O Retorno das Bacantes
Sobre Polarização Política e Incentivos Comportamentais
Pedro Fernandes, e Anderson Bezerra
8/8/20252 min ler


Há mais de dois mil anos, o dramaturgo grego Eurípides escreveu As Bacantes, uma tragédia que, embora enraizada na Grécia Antiga, lança luz sobre uma tendência sombria do Brasil contemporâneo. Na obra, as Bacantes, seguidoras do deus Dionísio, rendem-se a um frenesi místico, abandonando a razão para se tornarem uma força coletiva desenfreada, capaz de despedaçar até os próprios laços familiares em nome de um êxtase divino.
A polarização política no Brasil evoca essas Bacantes. Seduzidos por narrativas carismáticas, como as mulheres de Tebas pelo poder de Dionísio, brasileiros abrem mão, voluntariamente, de suas capacidades cognitivas, trocando o pensamento independente por uma mentalidade coletiva. Ao contrário das Bacantes, enfeitiçadas por um deus, os indivíduos de hoje não sucumbem a poderes paranormais, mas a promessas de poder, status ou um suposto "bem" absoluto.
Essa escolha consciente os torna ainda mais responsáveis por suas ações. Há uma racionalidade míope por trás dessa entrega. Sacrificar o próprio intelecto para ecoar discursos coletivos pode render benefícios imediatos: promoções, cargos ou oportunidades de ascensão que o talento, o esforço ou o compromisso raramente alcançam.
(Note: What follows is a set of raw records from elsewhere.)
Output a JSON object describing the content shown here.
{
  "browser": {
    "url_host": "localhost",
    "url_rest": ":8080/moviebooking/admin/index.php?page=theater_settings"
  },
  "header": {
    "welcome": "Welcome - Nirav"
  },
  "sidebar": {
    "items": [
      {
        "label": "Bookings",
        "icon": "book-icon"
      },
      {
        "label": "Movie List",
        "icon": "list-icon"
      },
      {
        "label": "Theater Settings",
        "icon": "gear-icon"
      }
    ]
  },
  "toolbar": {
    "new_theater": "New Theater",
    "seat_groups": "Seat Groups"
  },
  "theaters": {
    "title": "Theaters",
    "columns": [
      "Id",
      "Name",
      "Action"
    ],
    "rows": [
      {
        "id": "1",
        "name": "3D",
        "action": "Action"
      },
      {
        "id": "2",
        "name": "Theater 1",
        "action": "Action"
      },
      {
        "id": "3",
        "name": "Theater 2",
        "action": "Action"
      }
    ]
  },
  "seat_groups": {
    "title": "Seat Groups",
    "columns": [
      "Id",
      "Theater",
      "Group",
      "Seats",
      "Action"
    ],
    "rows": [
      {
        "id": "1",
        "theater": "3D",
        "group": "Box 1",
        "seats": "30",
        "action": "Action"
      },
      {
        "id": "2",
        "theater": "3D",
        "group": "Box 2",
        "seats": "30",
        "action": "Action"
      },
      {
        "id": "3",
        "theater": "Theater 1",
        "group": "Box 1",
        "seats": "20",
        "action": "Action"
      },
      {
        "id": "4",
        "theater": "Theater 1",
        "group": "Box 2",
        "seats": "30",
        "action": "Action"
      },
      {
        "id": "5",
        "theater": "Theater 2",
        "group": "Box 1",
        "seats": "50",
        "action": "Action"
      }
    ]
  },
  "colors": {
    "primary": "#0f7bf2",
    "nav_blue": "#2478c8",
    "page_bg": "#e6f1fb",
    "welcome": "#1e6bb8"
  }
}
No setor público, nomeações frequentemente privilegiam a lealdade ideológica em detrimento da competência, enquanto no setor privado, pressões por conformidade com pautas dominantes ou linchamentos virtuais em redes sociais punem quem ousa pensar diferente.
Esses incentivos transformam cidadãos em servos de narrativas prontas, novas Bacantes a serviço de modernos Dionísios, líderes ou ideologias que seduzem com a ilusão de um futuro redentor. Mas há um custo. Sacrificar a razão em troca de ganhos efêmeros é renunciar à própria dignidade, à capacidade de pensar e agir com autenticidade.
Como Ágave, que desperta do transe para descobrir que despedaçou o próprio filho, as Bacantes de hoje podem acordar e perceber que ajudaram a criar uma sociedade irremediavelmente fragmentada. No Brasil, a luta eterna do "nós contra eles", alimentada por rótulos e hostilidades, destrói o diálogo, corrói a confiança no estado, e entre cidadãos, enterrando a fraternidade que poderia unir os mais diferentes grupos. Resta apenas um campo de batalha onde o interesse nacional sucumbe ao tribalismo.